U.S. Senate Finance Committee chairman Max Baucus plans to introduce a bill that would give powerful tools to U.S. tax agencies in their battle against offshore tax evasion. But wait, isn’t it part of being an American to evade taxes? Whether personal or business, small or large scale, getting out of paying your taxes is as much a stapel party conversation as complaining about paying them. So what’s the big deal?
According to a congressional report, the big deal is that the U.S. government loses $100 billion in tax revenue every year to individuals and corporations using foreign accounts. With the economy, the housing crisis and all of the other issues facing the Obama White House, that kind of money cannot be overlooked. The bill would work to stop “offshore tax havens” through increased IRS reporting requirements and encouraging tax preparers to find and report wrongdoing.

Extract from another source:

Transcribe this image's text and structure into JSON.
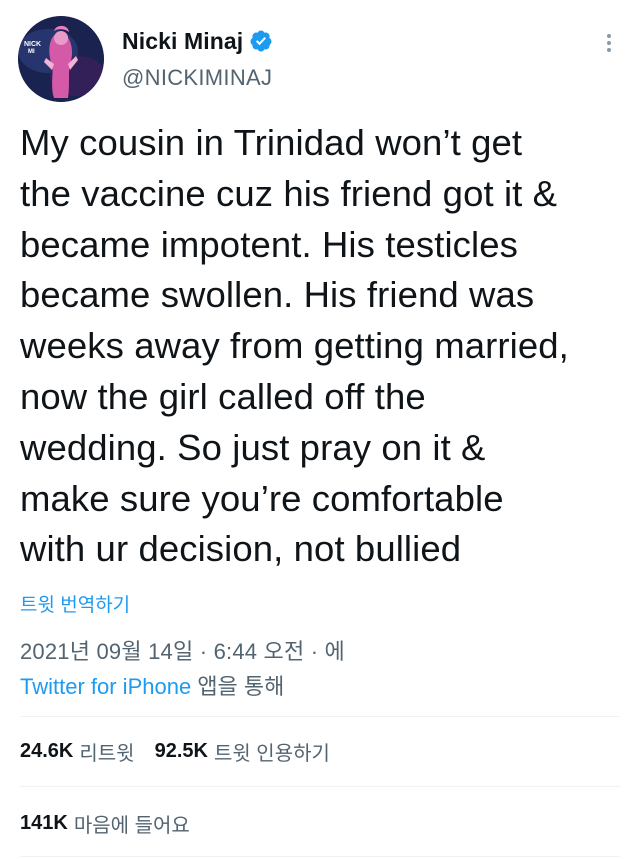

So the people who hide $100 billion in taxes for offshore accounts are supposed to stop hiding money because the IRS is asking them to be more specific on some forms? Somehow I am skeptical that this will put much of a dent in the already sophisticated tax evasion tactics of people who know how to use bank accounts in other countries.
And then asking the people who prepare those forms to rat out the people with that money? People with millions of dollars pay specific people to do their taxes for good reasons, and they pay them well. Tax preparers for the very wealthy are not going to start turning in their clients because the IRS wants them to.
President Barack Obama supported more aggressive legislation by Senator Carl Levin along the same lines. Levin's bill emphasizes penalties, like increasing the penalty for anyone who does not disclose an offshore holding/ transaction to $1 million. Now that has teeth. The Baucus bill penalties are much smaller.
Getting as much of the estimated $100 billion that should be part of the White House wallet is a great idea, one that can't happen soon enough. A bill of any kind is a solid step forward. But at the pace the Federal government often walks, the step should have more teeth.